02 Feb 2017
Sauniga (which means preparing for, or a gathering of sorts) features works by Andrew Matautia, Pati Solomona Tyrell and Uelese Vavae – and is curated by Jodi Meadows. Each artist uses portraiture to gather together, define, and connect with Samoan knowledge systems, as well as to reflect on their own identity and that of their community.
Sauniga brings together three recent graduates, Andrew Matautia, Pati Solomona Tyrell and Uelese Vavae. The three each centre their practice in portraiture and use this method to explore and express themselves and their community.
“There is an inherent tension within the exhibition, created by the artists who use Samoan mythology, language and visual culture as a tool to develop contemporary imagery,” says curator Jodi Meadows.
“Portraiture is used as a process to explore their individual cultural identity but also as mechanism to subvert and challenge the ways that we see culture in an everyday context, encompassing both island and urban experience.”
Pati Solomona Tyrell
Pati Solomona Tyrell is an interdisciplinary visual artist with a strong focus on performance. Utilizing lens-based media he creates visual outcomes that are centred around ideas of urban Pacific queer identity.
“The work I intend on showing in Sauniga is Aitu FAFSWAG. This photo series is an activation of our spirits and a manifestation of our individual personalities; adopting the narrative that Pacific queer people, Fa’afafine, Fakaleiti, Akavaine were once revered culturally as oracles and persons of status. The series is about reclaiming that mana in a modern context through a visual language that derives from my own practice and world view.”
Tyrell is a co-founder of the arts collective FAFSWAG and a recent graduate of the Bachelor of Creative Arts at Manukau Institute of Technology, Otara. Pati is originally from Kirikiriroa, Waikato but is now based in Maungarei, Tāmaki Makaurau.
Saint Andrew Matautia
Saint Andrew Matautia’s photography practice was initially a business endeavour. But after using it as a research tool in his Masters studies in the past two years, it has become a medium of self-expression.
“The series of work featured in Saungia is in response to my personal experience through aesthetic education that is very Eurocentric in nature and does not currently cater to the demographic unless the individual is that way inclined to include their culture within their own work which I did. The experiences depicted are also influenced by tā-vā [time and space*] - and consider retrospective, current and future timeframes.”

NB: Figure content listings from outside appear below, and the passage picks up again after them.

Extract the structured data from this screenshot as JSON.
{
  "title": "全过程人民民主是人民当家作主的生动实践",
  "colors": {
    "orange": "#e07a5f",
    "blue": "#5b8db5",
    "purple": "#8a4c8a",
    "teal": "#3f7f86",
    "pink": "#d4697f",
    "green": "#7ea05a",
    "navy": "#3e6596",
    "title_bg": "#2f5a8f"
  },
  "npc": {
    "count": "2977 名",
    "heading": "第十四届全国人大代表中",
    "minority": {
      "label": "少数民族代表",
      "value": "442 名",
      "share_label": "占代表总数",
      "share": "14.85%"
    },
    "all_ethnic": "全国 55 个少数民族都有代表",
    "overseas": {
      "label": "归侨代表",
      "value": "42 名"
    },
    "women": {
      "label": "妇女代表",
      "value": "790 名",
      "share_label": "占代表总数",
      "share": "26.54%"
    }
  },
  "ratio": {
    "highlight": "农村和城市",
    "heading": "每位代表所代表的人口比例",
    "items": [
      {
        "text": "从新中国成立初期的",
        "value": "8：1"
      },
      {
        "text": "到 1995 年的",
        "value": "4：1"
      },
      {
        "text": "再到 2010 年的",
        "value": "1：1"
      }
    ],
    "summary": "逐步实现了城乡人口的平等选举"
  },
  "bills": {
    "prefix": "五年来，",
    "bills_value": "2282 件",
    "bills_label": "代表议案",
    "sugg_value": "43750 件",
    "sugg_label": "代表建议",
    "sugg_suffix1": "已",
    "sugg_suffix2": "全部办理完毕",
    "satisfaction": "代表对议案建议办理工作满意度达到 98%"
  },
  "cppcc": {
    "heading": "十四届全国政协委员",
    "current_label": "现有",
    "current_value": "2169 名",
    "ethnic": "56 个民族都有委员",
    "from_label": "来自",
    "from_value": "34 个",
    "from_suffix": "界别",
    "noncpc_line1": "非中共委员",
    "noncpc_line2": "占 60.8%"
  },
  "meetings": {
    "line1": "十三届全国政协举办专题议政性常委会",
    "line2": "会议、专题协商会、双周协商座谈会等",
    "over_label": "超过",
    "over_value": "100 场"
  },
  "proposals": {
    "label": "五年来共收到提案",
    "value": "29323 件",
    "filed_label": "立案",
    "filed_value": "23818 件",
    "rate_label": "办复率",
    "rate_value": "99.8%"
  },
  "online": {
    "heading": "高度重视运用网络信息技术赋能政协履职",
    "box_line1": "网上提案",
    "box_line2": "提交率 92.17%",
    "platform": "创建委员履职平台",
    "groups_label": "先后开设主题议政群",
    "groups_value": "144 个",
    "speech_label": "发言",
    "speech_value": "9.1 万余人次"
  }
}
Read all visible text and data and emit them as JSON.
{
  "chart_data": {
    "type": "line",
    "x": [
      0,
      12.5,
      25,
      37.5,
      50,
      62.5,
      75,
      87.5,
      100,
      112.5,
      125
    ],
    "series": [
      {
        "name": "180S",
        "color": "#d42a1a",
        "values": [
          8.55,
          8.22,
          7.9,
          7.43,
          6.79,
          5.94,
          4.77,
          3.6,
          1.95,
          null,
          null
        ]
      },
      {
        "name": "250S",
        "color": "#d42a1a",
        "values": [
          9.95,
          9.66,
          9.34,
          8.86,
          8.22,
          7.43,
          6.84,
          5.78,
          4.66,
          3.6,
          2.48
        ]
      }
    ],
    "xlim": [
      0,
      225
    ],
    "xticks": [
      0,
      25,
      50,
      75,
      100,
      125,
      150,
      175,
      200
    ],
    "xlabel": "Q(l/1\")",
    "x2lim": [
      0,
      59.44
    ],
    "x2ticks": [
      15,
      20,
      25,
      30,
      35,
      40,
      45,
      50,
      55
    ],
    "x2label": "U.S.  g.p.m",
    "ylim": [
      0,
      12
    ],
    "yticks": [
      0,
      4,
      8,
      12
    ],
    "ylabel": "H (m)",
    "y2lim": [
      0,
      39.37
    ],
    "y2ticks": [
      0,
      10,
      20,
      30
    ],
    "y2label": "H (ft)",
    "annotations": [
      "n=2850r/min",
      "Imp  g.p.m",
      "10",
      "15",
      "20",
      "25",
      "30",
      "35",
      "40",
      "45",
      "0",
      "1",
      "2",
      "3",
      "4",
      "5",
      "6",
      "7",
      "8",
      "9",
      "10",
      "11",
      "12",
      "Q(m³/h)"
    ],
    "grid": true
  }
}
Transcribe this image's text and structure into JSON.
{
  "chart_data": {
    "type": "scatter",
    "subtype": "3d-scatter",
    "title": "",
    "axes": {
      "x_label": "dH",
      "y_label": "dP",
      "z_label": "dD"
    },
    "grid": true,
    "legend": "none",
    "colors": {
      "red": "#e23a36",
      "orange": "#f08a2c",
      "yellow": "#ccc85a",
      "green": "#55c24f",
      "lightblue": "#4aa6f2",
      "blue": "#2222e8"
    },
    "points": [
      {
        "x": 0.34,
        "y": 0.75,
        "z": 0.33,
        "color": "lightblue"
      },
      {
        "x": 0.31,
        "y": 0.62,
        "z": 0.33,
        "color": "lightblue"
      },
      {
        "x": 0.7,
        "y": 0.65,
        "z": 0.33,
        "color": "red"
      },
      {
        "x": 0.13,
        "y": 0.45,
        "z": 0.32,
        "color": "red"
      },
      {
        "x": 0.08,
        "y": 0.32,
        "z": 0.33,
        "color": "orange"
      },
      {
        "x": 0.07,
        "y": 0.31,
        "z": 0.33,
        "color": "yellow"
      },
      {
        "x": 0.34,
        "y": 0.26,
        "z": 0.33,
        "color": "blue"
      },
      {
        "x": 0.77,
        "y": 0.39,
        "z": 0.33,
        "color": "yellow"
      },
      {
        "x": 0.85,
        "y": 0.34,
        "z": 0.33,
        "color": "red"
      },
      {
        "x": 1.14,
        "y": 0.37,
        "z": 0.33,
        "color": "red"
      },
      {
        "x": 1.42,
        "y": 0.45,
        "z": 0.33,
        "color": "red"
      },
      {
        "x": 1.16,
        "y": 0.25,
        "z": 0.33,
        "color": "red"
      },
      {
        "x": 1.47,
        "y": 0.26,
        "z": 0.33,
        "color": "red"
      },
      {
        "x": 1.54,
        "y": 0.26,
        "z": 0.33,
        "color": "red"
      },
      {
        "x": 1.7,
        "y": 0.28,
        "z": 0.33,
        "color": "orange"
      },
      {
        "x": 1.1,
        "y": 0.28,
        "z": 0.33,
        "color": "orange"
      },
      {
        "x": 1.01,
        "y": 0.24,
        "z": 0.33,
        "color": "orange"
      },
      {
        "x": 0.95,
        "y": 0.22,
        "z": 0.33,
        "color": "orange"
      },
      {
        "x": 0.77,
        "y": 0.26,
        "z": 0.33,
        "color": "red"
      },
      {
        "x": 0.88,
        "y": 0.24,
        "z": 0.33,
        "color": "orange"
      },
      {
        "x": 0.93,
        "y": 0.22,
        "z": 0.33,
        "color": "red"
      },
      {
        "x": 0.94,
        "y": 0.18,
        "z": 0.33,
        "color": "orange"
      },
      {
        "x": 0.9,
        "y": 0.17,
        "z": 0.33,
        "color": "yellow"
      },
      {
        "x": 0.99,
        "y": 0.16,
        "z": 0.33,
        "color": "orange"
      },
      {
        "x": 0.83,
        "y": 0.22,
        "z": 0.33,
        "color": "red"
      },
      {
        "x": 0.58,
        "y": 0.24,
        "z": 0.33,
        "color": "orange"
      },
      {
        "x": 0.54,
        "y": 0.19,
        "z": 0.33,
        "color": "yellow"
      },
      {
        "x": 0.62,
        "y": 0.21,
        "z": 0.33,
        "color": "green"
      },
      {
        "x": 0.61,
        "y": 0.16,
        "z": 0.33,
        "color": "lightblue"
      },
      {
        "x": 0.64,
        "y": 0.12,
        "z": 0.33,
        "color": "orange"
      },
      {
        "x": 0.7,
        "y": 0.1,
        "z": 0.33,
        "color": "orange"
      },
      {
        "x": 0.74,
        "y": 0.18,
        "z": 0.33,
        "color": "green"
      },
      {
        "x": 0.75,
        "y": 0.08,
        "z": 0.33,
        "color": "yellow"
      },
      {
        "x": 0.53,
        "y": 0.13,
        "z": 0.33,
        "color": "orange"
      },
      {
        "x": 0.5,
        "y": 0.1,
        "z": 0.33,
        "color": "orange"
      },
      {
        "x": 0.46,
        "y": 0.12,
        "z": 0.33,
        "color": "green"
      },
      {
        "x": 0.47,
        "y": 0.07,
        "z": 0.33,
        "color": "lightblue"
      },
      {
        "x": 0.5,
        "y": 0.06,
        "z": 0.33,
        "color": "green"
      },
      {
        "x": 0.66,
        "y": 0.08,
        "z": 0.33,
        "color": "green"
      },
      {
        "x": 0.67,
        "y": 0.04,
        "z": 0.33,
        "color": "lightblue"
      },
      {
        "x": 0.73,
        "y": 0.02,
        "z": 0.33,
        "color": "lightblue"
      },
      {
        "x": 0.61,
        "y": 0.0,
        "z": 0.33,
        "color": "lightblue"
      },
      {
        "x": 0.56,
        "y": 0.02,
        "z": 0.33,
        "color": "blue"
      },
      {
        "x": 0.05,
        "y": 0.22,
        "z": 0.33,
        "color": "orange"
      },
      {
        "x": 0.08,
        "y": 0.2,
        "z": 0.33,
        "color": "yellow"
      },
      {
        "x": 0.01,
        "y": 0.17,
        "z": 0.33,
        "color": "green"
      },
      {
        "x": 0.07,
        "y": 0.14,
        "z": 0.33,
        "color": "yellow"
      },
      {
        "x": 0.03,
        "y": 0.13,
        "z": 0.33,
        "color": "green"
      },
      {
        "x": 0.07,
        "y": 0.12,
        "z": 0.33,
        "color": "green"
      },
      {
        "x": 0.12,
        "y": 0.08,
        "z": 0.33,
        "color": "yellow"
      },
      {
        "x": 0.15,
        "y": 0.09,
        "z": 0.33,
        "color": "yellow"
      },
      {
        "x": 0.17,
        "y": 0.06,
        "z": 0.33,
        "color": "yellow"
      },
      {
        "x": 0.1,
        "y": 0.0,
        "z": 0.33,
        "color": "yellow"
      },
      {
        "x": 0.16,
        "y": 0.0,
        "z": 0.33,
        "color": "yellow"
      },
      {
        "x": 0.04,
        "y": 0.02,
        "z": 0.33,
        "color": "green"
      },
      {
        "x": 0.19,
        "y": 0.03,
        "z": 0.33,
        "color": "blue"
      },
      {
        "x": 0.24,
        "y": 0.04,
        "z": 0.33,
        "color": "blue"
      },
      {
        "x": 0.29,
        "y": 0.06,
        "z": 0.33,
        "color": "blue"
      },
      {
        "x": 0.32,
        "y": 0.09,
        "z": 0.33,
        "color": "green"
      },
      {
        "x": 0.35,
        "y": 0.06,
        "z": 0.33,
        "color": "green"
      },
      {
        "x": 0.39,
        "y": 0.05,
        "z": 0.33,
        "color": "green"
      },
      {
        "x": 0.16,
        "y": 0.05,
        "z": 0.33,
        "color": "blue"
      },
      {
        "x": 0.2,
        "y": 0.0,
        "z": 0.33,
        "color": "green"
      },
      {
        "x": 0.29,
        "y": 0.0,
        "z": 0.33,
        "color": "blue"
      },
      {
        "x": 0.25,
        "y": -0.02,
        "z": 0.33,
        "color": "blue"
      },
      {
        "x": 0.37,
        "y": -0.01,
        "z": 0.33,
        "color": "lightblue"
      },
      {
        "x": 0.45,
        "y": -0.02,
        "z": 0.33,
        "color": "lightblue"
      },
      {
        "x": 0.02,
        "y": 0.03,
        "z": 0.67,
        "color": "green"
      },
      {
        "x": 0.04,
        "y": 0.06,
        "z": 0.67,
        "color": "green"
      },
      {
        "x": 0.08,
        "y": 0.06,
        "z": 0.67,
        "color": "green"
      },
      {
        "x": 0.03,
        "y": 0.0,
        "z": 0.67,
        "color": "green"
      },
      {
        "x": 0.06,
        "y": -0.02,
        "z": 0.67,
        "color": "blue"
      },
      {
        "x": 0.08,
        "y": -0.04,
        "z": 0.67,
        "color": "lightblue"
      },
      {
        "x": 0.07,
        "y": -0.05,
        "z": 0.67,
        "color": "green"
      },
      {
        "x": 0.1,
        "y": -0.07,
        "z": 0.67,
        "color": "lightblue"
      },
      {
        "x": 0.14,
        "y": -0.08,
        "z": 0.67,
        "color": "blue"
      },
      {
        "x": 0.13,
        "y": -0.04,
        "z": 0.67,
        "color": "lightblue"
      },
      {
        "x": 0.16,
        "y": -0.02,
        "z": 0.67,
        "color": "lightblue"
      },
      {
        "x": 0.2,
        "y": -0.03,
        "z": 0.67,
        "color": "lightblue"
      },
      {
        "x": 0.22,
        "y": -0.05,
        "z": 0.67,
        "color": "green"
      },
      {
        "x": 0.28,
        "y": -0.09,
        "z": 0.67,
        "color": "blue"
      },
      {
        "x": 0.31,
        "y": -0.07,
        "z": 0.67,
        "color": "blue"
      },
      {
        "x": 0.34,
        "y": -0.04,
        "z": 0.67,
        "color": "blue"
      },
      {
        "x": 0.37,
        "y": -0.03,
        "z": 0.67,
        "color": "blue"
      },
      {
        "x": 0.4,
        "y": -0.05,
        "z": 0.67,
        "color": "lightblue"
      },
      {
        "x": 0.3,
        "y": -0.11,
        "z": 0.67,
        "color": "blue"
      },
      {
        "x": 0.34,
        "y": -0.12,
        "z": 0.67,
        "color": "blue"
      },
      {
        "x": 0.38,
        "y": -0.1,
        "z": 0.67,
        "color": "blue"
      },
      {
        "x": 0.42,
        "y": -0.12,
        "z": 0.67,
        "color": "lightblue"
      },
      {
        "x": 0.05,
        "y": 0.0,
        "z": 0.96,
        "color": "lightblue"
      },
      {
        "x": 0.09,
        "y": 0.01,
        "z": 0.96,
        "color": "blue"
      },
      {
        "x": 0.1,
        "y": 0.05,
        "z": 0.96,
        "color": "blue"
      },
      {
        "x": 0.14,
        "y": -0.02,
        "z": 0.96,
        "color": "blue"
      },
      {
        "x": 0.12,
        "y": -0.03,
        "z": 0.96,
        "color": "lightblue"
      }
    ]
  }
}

“The images reflect what I have learnt through my Masters research into aesthetic education through a Pacific lens. I looked at the transfer of indigenous knowledge through ceremonial practice and how that space of learning could somehow be incorporated into design education. I am interested in how by connecting these moments in time I can contribute towards positive change for Moana students in the common space we share within aesthetic education. The images I have created represent pivotal moments in my journey that were also experienced to some degree or other by my contemporaries. The works take in to account the discussions of those who have also contributed to the general discourse, and highlight some of the criticisms of the current experiences. The intent of my work is not to negate or undermine the efforts by many to address and amend the scenario, but to confirm the need for a shift in the paradigm. My focus throughout has been aesthetic education, particularly design education.”
*See Māhina, H. A. (2010). Ta, Vā, and Moana: Temporality, spatiality, and indigeneity. Pacific Studies 33(2), 168.
Uelese Vavae
Uelese Vavae says his motivations are formed from a curiosity about his own surroundings, upbringing and identity.
“I am the youngest of five and the only boy in my family. My father is a Reverend of a Samoan Christian Church in Papatoetoe, in which I was raised since shortly after birth. My practice is heavily influenced by the church and its place within Samoan (Pacific) culture, but it is in the rituals and traditions exclusive to my own view, that I am most interested in documenting and representing. Sauniga, to prepare, as a Samoan word is often used in the church to introduce a certain event, such as Sauniga Lotu (church service).”
“The preparation and the progress is what I look for in unique traditions, to reintroduce into the contemporary art world. My intention in my practice is to play the part of the inside man, to openly question the never-ending chain of western effect on contemporary Samoan (Pacific) socio-culture and adopted religion through the celebration and emphasis of uncanny western influenced traditions, while also borrowing classical European conventions of representation in a contemporary form.”